A lawyer for a North Vancouver man found guilty of first-degree murder in the axe killing of a fellow drug dealer will likely be appealing his conviction.
Darcy Lawrence, lawyer for Babak Na-jafi-Chaghabouri, 30, said Friday an appeal is likely, based on the credibility of witnesses who testified in the trial.
In May, B.C. Supreme Court Justice Barry Davies convicted Najafi-Chaghabouri of first-degree murder for killing Ronak "Ronny" Wagad with a hatchet at a remote site near the Fraser River on Feb. 23, 2009.

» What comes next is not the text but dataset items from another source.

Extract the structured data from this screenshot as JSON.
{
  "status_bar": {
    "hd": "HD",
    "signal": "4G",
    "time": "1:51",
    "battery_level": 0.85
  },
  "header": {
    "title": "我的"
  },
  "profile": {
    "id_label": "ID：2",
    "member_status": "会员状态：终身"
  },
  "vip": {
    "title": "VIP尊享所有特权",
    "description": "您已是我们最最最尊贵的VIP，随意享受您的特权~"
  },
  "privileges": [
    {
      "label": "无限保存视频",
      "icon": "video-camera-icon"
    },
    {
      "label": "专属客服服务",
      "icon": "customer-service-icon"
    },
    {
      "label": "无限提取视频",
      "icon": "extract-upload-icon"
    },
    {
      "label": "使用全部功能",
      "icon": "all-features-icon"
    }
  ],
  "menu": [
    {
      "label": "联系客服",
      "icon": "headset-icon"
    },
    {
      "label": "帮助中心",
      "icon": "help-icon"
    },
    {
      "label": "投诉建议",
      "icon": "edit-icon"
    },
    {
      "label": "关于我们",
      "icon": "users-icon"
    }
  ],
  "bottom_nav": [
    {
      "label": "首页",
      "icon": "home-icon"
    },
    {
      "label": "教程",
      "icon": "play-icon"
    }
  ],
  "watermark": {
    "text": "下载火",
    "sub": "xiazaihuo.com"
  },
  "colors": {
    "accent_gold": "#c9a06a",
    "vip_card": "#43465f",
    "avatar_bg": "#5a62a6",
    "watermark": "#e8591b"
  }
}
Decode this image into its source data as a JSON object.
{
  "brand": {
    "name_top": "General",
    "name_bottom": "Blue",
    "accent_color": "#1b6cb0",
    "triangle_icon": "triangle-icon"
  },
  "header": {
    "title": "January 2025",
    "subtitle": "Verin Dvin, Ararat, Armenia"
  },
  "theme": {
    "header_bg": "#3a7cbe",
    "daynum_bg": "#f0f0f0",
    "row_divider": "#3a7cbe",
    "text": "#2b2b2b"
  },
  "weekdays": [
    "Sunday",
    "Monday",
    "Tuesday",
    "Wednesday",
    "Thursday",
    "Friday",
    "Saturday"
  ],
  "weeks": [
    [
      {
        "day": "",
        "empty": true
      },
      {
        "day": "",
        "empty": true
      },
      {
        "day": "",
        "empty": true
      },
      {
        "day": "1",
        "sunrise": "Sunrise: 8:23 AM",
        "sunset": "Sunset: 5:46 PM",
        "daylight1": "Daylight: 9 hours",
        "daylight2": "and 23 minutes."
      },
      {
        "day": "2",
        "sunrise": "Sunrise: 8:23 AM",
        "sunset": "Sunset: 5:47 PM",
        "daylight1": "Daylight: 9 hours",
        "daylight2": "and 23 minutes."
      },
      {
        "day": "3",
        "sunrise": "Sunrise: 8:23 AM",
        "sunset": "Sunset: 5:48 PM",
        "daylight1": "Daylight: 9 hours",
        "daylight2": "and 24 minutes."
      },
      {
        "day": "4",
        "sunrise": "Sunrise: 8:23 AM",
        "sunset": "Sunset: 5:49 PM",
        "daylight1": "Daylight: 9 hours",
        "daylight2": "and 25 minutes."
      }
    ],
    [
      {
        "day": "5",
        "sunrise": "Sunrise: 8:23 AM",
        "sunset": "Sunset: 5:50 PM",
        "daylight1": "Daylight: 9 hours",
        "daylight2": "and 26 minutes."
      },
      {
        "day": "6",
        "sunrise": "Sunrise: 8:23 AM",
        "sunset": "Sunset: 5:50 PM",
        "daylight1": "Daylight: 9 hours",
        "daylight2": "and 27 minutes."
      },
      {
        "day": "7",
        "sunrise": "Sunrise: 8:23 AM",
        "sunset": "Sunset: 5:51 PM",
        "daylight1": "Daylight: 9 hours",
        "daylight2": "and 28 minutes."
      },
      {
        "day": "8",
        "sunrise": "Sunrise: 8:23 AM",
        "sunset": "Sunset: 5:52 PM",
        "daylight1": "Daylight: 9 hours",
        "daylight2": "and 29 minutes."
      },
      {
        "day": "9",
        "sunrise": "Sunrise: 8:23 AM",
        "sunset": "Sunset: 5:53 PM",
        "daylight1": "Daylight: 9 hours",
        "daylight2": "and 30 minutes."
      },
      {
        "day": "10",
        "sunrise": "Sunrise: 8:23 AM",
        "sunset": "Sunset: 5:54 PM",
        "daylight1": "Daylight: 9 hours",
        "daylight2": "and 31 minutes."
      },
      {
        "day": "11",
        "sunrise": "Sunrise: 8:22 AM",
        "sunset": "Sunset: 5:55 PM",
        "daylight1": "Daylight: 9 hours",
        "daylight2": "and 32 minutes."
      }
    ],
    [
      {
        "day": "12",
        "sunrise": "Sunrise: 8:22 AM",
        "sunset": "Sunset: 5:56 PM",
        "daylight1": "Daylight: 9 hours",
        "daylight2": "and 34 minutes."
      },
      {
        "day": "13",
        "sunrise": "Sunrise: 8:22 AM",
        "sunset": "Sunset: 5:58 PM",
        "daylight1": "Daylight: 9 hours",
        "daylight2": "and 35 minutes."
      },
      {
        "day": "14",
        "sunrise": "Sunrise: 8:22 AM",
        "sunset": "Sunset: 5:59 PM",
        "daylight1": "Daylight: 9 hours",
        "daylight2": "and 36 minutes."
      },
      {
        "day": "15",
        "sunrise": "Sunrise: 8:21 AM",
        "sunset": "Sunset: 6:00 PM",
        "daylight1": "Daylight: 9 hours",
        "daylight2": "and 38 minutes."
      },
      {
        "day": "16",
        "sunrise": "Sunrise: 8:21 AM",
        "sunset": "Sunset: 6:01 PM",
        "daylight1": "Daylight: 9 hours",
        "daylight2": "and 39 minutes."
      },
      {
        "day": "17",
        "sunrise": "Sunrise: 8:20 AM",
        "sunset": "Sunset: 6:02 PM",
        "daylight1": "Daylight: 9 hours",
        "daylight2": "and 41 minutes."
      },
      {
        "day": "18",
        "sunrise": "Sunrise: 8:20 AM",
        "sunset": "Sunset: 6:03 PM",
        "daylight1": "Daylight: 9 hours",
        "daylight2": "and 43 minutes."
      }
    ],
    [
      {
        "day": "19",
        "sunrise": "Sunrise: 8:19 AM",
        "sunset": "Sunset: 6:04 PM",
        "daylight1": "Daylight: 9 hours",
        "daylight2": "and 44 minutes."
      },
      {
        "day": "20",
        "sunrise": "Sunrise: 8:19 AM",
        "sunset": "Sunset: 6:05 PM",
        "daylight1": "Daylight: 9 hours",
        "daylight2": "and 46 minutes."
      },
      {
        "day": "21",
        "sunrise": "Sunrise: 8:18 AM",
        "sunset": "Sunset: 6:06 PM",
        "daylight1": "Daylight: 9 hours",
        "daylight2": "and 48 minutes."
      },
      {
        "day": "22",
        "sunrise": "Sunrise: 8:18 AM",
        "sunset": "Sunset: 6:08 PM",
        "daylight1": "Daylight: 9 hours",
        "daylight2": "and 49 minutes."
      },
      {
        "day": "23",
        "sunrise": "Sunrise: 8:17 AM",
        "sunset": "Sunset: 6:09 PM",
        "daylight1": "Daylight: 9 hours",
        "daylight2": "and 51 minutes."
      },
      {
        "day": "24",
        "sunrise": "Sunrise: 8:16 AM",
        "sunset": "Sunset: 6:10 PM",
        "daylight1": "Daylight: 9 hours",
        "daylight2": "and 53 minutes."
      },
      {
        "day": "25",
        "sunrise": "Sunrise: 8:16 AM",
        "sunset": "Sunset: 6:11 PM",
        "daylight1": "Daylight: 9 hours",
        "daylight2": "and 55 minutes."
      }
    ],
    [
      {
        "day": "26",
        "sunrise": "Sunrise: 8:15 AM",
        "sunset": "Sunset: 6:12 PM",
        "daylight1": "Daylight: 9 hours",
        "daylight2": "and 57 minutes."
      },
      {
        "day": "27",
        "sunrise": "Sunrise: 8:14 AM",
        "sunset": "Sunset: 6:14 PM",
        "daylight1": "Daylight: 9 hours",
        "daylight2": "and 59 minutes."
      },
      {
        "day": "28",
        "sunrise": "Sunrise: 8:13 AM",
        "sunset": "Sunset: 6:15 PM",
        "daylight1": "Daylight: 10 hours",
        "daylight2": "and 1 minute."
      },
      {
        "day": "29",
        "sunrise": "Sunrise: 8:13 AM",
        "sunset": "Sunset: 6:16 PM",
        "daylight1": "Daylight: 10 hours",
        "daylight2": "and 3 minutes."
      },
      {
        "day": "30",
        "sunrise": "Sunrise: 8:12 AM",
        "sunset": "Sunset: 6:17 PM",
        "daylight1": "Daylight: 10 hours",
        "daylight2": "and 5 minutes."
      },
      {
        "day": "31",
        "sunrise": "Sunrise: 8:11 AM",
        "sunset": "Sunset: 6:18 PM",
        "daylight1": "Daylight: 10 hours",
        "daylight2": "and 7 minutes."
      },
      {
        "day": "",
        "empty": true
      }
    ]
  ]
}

Davies found a second man accused in the killing - Charles Anthony Leslie, 34 - guilty of second-degree murder.
The verdict followed a lengthy trial in which both men pointed to the other as responsible for the gruesome killing.
Davies ruled both men were ultimately responsible for Wagad's death, but Najafi-Chaghabouri was the one who wielded the hatchet for the fatal blows.
Key evidence in the trial came from Travis Winterlik, an accomplice of Najafi-Chagha-bouri and Leslie, who helped lead police to Wagad's remains and testified in exchange for immunity from prosecution.
Ali Reza Alamdari, who was Najafi-Cha-ghabouri's roommate in North Vancouver, testified that Najafi-Chaghabouri confessed that he'd killed Wagad, saying he had "hit the man in the head with an axe."
Another witness, whose identity is protected by a publication ban, described how Najafi-Chaghabouri said he'd made Wagad kneel on the ground in front of the car before taking the hatchet to his head.
Both Alamdari and the witness who can't be named are drug addicts whose recollection of events was questioned by Lawrence during cross-examination in the trial.
Najafi-Chaghabouri faces an automatic sentence of life in prison with no possibility of parole for 25 years.
At a sentencing hearing last week, however, Crown prosecutor David Butcher urged the judge also to sentence Najafi-Chaghabouri to 12 to 18 years on a separate charge of kidnapping Wagad.
Outside of court, Butcher said prosecutors want to make sure Najafi-Chaghabouri stays in prison, even if his murder conviction is overturned on appeal.
In court, Lawrence told the judge how Najafi-Chaghabouri grew up in a Kurdish area of Iran and later came to Canada as a refugee. Once in the Lower Mainland, however, Najafi-Chaghabouri racked up convictions for six violent criminal offences, including stabbing a man in a North Vancouver Persian restaurant. Najafi-Chaghabouri was ordered deported, but won a reprieve to stay in Canada just one week before he and Leslie kidnapped Wagad and killed him.
Prosecutors are also appealing Leslie's conviction of second-degree murder, arguing it should have been first-degree.